I love looking at the makeup as well.  Their MAs do a great job on everyone.  I hope that Brooke is on until the end.  She is wonderful.


----------



## TISH1124 (Sep 29, 2008)

Ok I am trying to get the Toni Braxton body ...What are the chances she will switch heads with me??


----------



## Shadowy Lady (Oct 1, 2008)

I love Dancing with the Stars. I mostly watch it for outfits and makeup but I enjoy the performances as well. I'm rooting for Brooke this season.
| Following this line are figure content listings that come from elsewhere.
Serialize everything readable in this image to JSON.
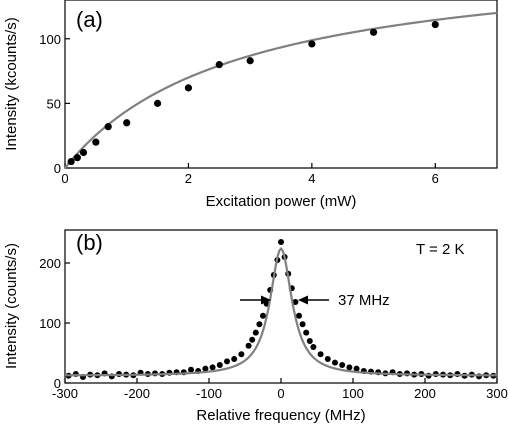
{
  "chart_data": [
    {
      "type": "scatter",
      "panel_label": "(a)",
      "xlabel": "Excitation power (mW)",
      "ylabel": "Intensity (kcounts/s)",
      "xlim": [
        0,
        7
      ],
      "ylim": [
        0,
        130
      ],
      "xticks": [
        0,
        2,
        4,
        6
      ],
      "yticks": [
        0,
        50,
        100
      ],
      "grid": false,
      "series": [
        {
          "kind": "points",
          "x": [
            0.1,
            0.2,
            0.3,
            0.5,
            0.7,
            1.0,
            1.5,
            2.0,
            2.5,
            3.0,
            4.0,
            5.0,
            6.0
          ],
          "y": [
            5,
            8,
            12,
            20,
            32,
            35,
            50,
            62,
            80,
            83,
            96,
            105,
            111
          ]
        },
        {
          "kind": "fit",
          "model": "saturation",
          "Imax": 168,
          "Psat": 2.8,
          "color": "#808080"
        }
      ]
    },
    {
      "type": "scatter",
      "panel_label": "(b)",
      "xlabel": "Relative frequency (MHz)",
      "ylabel": "Intensity (counts/s)",
      "xlim": [
        -300,
        300
      ],
      "ylim": [
        0,
        255
      ],
      "xticks": [
        -300,
        -200,
        -100,
        0,
        100,
        200,
        300
      ],
      "yticks": [
        0,
        100,
        200
      ],
      "grid": false,
      "annotations": {
        "temperature": "T = 2 K",
        "linewidth": "37 MHz"
      },
      "series": [
        {
          "kind": "points",
          "x": [
            -295,
            -285,
            -275,
            -265,
            -255,
            -245,
            -235,
            -225,
            -215,
            -205,
            -195,
            -185,
            -175,
            -165,
            -155,
            -145,
            -135,
            -125,
            -115,
            -105,
            -95,
            -85,
            -75,
            -65,
            -55,
            -45,
            -40,
            -35,
            -30,
            -25,
            -20,
            -15,
            -10,
            -5,
            0,
            5,
            10,
            15,
            20,
            25,
            30,
            35,
            40,
            45,
            55,
            65,
            75,
            85,
            95,
            105,
            115,
            125,
            135,
            145,
            155,
            165,
            175,
            185,
            195,
            205,
            215,
            225,
            235,
            245,
            255,
            265,
            275,
            285,
            295
          ],
          "y": [
            12,
            15,
            10,
            14,
            13,
            16,
            11,
            15,
            14,
            13,
            17,
            15,
            16,
            15,
            17,
            18,
            18,
            22,
            20,
            24,
            26,
            30,
            36,
            40,
            48,
            62,
            72,
            84,
            98,
            112,
            132,
            155,
            180,
            205,
            235,
            210,
            182,
            158,
            135,
            112,
            98,
            84,
            70,
            60,
            48,
            40,
            34,
            30,
            26,
            24,
            20,
            19,
            18,
            16,
            18,
            15,
            16,
            14,
            15,
            12,
            15,
            14,
            13,
            15,
            12,
            14,
            11,
            13,
            12
          ]
        },
        {
          "kind": "fit",
          "model": "lorentzian",
          "center": 0,
          "fwhm": 37,
          "amplitude": 212,
          "offset": 12,
          "color": "#808080"
        }
      ]
    }
  ]
}
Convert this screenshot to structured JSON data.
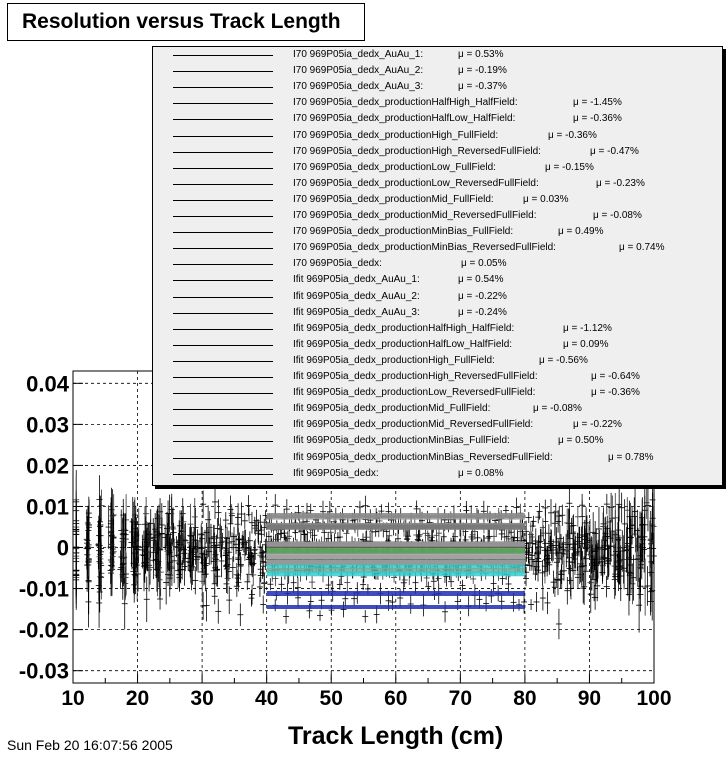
{
  "title": "Resolution versus Track Length",
  "timestamp": "Sun Feb 20 16:07:56 2005",
  "chart_data": {
    "type": "scatter",
    "title": "Resolution versus Track Length",
    "xlabel": "Track Length (cm)",
    "ylabel": "",
    "xlim": [
      10,
      100
    ],
    "ylim": [
      -0.033,
      0.043
    ],
    "x_ticks": [
      "10",
      "20",
      "30",
      "40",
      "50",
      "60",
      "70",
      "80",
      "90",
      "100"
    ],
    "y_ticks": [
      "-0.03",
      "-0.02",
      "-0.01",
      "0",
      "0.01",
      "0.02",
      "0.03",
      "0.04"
    ],
    "grid": true,
    "legend_position": "top-right",
    "fit_range": [
      40,
      80
    ],
    "series": [
      {
        "name": "I70  969P05ia_dedx_AuAu_1:",
        "mu": "0.53%",
        "value": 0.0053
      },
      {
        "name": "I70  969P05ia_dedx_AuAu_2:",
        "mu": "-0.19%",
        "value": -0.0019
      },
      {
        "name": "I70  969P05ia_dedx_AuAu_3:",
        "mu": "-0.37%",
        "value": -0.0037
      },
      {
        "name": "I70  969P05ia_dedx_productionHalfHigh_HalfField:",
        "mu": "-1.45%",
        "value": -0.0145
      },
      {
        "name": "I70  969P05ia_dedx_productionHalfLow_HalfField:",
        "mu": "-0.36%",
        "value": -0.0036
      },
      {
        "name": "I70  969P05ia_dedx_productionHigh_FullField:",
        "mu": "-0.36%",
        "value": -0.0036
      },
      {
        "name": "I70  969P05ia_dedx_productionHigh_ReversedFullField:",
        "mu": "-0.47%",
        "value": -0.0047
      },
      {
        "name": "I70  969P05ia_dedx_productionLow_FullField:",
        "mu": "-0.15%",
        "value": -0.0015
      },
      {
        "name": "I70  969P05ia_dedx_productionLow_ReversedFullField:",
        "mu": "-0.23%",
        "value": -0.0023
      },
      {
        "name": "I70  969P05ia_dedx_productionMid_FullField:",
        "mu": "0.03%",
        "value": 0.0003
      },
      {
        "name": "I70  969P05ia_dedx_productionMid_ReversedFullField:",
        "mu": "-0.08%",
        "value": -0.0008
      },
      {
        "name": "I70  969P05ia_dedx_productionMinBias_FullField:",
        "mu": "0.49%",
        "value": 0.0049
      },
      {
        "name": "I70  969P05ia_dedx_productionMinBias_ReversedFullField:",
        "mu": "0.74%",
        "value": 0.0074
      },
      {
        "name": "I70  969P05ia_dedx:",
        "mu": "0.05%",
        "value": 0.0005
      },
      {
        "name": "Ifit  969P05ia_dedx_AuAu_1:",
        "mu": "0.54%",
        "value": 0.0054
      },
      {
        "name": "Ifit  969P05ia_dedx_AuAu_2:",
        "mu": "-0.22%",
        "value": -0.0022
      },
      {
        "name": "Ifit  969P05ia_dedx_AuAu_3:",
        "mu": "-0.24%",
        "value": -0.0024
      },
      {
        "name": "Ifit  969P05ia_dedx_productionHalfHigh_HalfField:",
        "mu": "-1.12%",
        "value": -0.0112
      },
      {
        "name": "Ifit  969P05ia_dedx_productionHalfLow_HalfField:",
        "mu": "0.09%",
        "value": 0.0009
      },
      {
        "name": "Ifit  969P05ia_dedx_productionHigh_FullField:",
        "mu": "-0.56%",
        "value": -0.0056
      },
      {
        "name": "Ifit  969P05ia_dedx_productionHigh_ReversedFullField:",
        "mu": "-0.64%",
        "value": -0.0064
      },
      {
        "name": "Ifit  969P05ia_dedx_productionLow_ReversedFullField:",
        "mu": "-0.36%",
        "value": -0.0036
      },
      {
        "name": "Ifit  969P05ia_dedx_productionMid_FullField:",
        "mu": "-0.08%",
        "value": -0.0008
      },
      {
        "name": "Ifit  969P05ia_dedx_productionMid_ReversedFullField:",
        "mu": "-0.22%",
        "value": -0.0022
      },
      {
        "name": "Ifit  969P05ia_dedx_productionMinBias_FullField:",
        "mu": "0.50%",
        "value": 0.005
      },
      {
        "name": "Ifit  969P05ia_dedx_productionMinBias_ReversedFullField:",
        "mu": "0.78%",
        "value": 0.0078
      },
      {
        "name": "Ifit  969P05ia_dedx:",
        "mu": "0.08%",
        "value": 0.0008
      }
    ]
  }
}
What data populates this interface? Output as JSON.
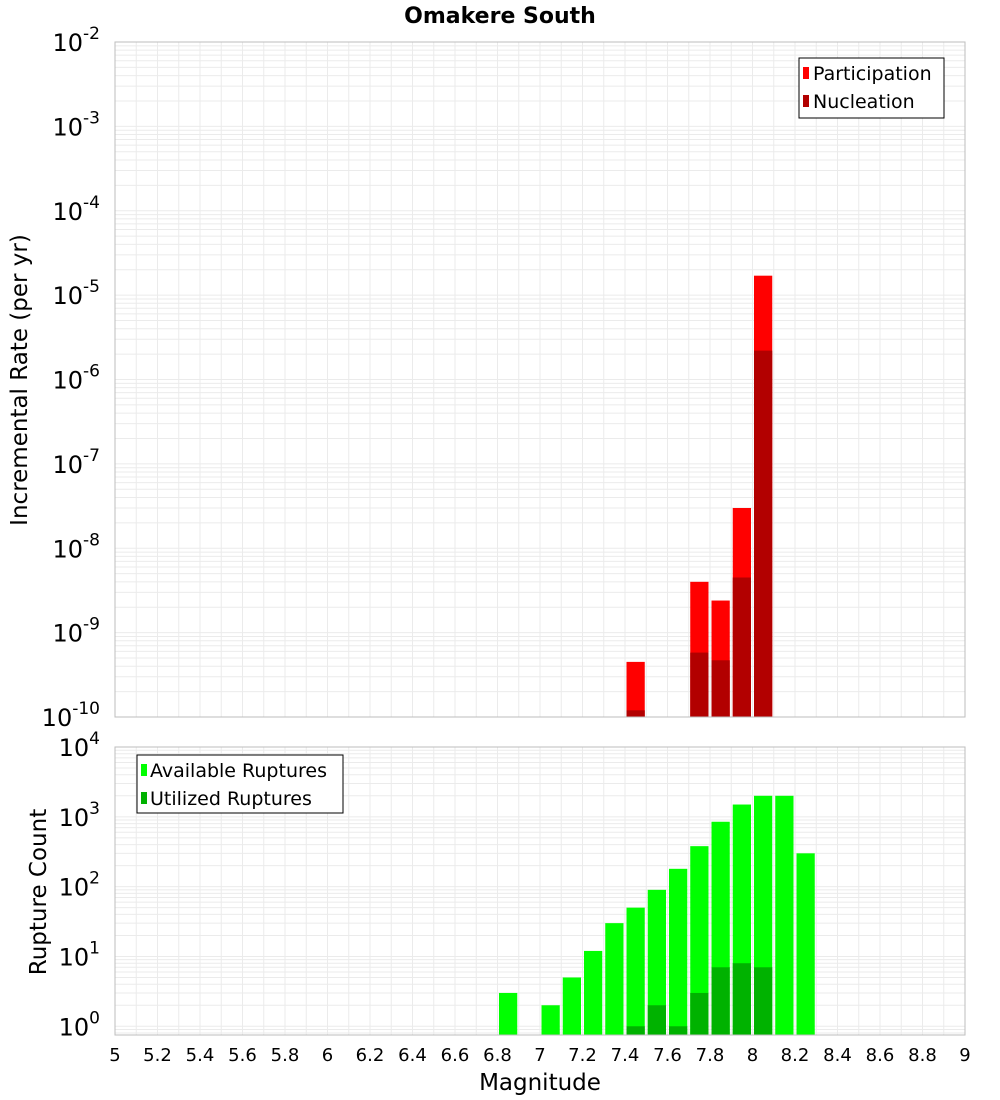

She's so pretty and always so polished....and a very good dancer


----------



## SuSana (Oct 1, 2008)

Ok even though I don't care for Kim K that much, I can't believe she got kicked off before Cloris Leachman!  That lady needs to go.


----------



## TISH1124 (Nov 10, 2008)

Ok I have watched Brooke Burke's body go from 100% perfect to 150% perfect just over the past weeks of this show!! I'm taking up dancing! damnit!


----------



## TISH1124 (Mar 16, 2009)

Is there a new thread for the New DWTS cast....

I am still dying with lil Kim's shout out to her former inmates


----------